Anya passa son bras par-dessus les épaules nues et brûlantes de son époux tandis qu’il maintenait à bout de bras, au-dessus du visage de la jeune femme, un morceau de carton, trouvé au bord de la chaussée, pour la protéger du soleil.
Anya admirait Anton pour son intrépidité, sa façon d’enjamber l’angoisse, de ne tenir compte que du présent, de se préoccuper de la blessure de la jeune femme, de ce soleil sans pitié, de ce sang dont il fallait arrêter l’écoulement. Elle l’aimait pour le peu de cas qu’il faisait de sa propre personne. Elle l’aimait en son corps vieilli, en ses cheveux blanchis, à cause de leurs souvenirs obscurs et lumineux, tendres et orageux ; aussi à travers son désir de garder la jeune femme en vie jusqu’à l’arrivée de Steph.

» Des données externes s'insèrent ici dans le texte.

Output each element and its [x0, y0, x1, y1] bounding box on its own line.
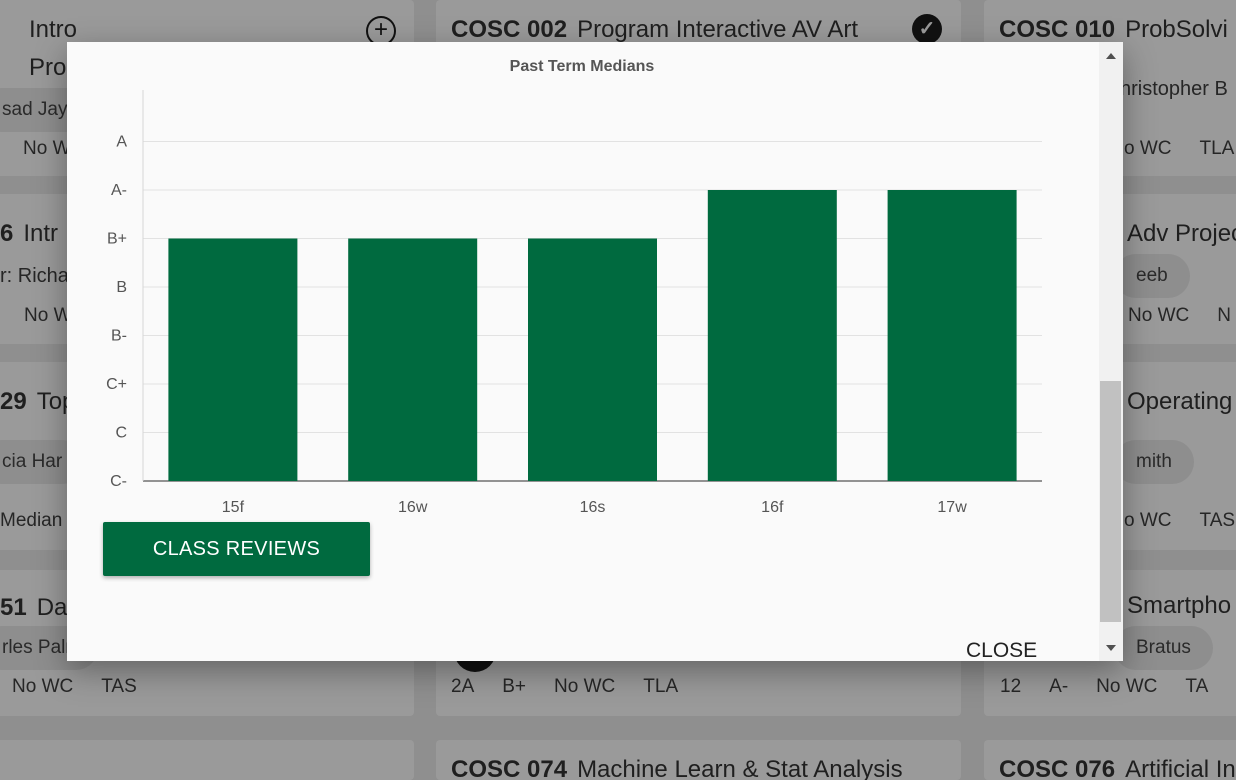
course-title: 29 Top — [0, 388, 76, 415]
dialog-scrollbar[interactable] — [1099, 42, 1123, 661]
course-title: COSC 074 Machine Learn & Stat Analysis — [451, 756, 903, 780]
course-stats: No W — [24, 305, 72, 326]
instructor-chip: Bratus — [1114, 626, 1213, 670]
x-tick-label: 17w — [937, 499, 967, 512]
x-tick-label: 16f — [761, 499, 784, 512]
bar — [528, 238, 657, 481]
course-title: COSC 002 Program Interactive AV Art — [451, 16, 859, 43]
x-tick-label: 15f — [222, 499, 245, 512]
course-title: 51 Dat — [0, 594, 75, 621]
class-reviews-button[interactable]: CLASS REVIEWS — [103, 522, 370, 576]
y-tick-label: C- — [110, 473, 127, 490]
course-stats: No WC N — [1128, 305, 1231, 326]
bar — [168, 238, 298, 481]
y-tick-label: C — [115, 425, 127, 442]
course-card[interactable]: COSC 002 Program Interactive AV Art ✓ — [436, 0, 961, 50]
medians-dialog: Past Term Medians C- C C+ B- B B+ A- A 15f 16w 16s… — [67, 42, 1123, 661]
y-tick-label: B+ — [107, 231, 127, 248]
scroll-down-icon[interactable] — [1106, 645, 1116, 651]
x-tick-label: 16s — [580, 499, 606, 512]
bar — [348, 238, 478, 481]
scroll-up-icon[interactable] — [1106, 53, 1116, 59]
course-title: Intro — [29, 16, 78, 43]
added-check-icon[interactable]: ✓ — [912, 14, 942, 44]
course-title: Operating — [1127, 388, 1233, 415]
scroll-thumb[interactable] — [1100, 381, 1121, 622]
course-title: Smartpho — [1127, 592, 1232, 619]
course-title-line2: Pro — [29, 54, 67, 81]
course-title: COSC 076 Artificial Int — [999, 756, 1236, 780]
y-tick-label: A — [116, 134, 127, 151]
course-title: COSC 010 ProbSolvi — [999, 16, 1228, 43]
course-stats: No WC TAS — [12, 676, 137, 697]
course-stats: Median — [0, 510, 63, 531]
y-tick-label: B- — [111, 328, 127, 345]
x-tick-label: 16w — [398, 499, 428, 512]
y-tick-label: A- — [111, 182, 127, 199]
course-card[interactable]: COSC 076 Artificial Int — [984, 740, 1236, 780]
course-stats: o WC TLA — [1124, 138, 1235, 159]
course-title: 6 Intr — [0, 220, 59, 247]
course-card[interactable]: COSC 074 Machine Learn & Stat Analysis — [436, 740, 961, 780]
course-title: Adv Projec — [1127, 220, 1236, 247]
instructor-name: r: Richa — [0, 265, 69, 287]
y-tick-label: B — [116, 279, 127, 296]
y-tick-label: C+ — [106, 376, 127, 393]
course-stats: 2A B+ No WC TLA — [451, 676, 679, 697]
course-stats: No W — [23, 138, 71, 159]
close-button[interactable]: CLOSE — [966, 638, 1037, 661]
instructor-name: hristopher B — [1120, 78, 1228, 100]
instructor-chip: mith — [1114, 440, 1194, 484]
medians-bar-chart: C- C C+ B- B B+ A- A 15f 16w 16s 16f 17w — [106, 90, 1042, 512]
bar — [887, 190, 1017, 481]
course-stats: o WC TAS — [1124, 510, 1236, 531]
instructor-chip: eeb — [1114, 254, 1190, 298]
bar — [707, 190, 837, 481]
course-stats: 12 A- No WC TA — [1000, 676, 1209, 697]
course-card[interactable] — [0, 740, 414, 780]
chart-title: Past Term Medians — [509, 58, 655, 75]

Elle avait eu du mal à le décevoir, à lui dire que Steph avait disparu, qu’il ne fallait plus compter sur son arrivée, que la foule était trop dense, qu’elle n’avait pas pu l’atteindre ou même lui communiquer le message et qu’il s’était engouffré dans un car qui s’éloigna à grande vitesse. Elle lui raconta cela, tout bas.
C’était grave, si grave qu’Anton en oublia le bref passage du franc-tireur.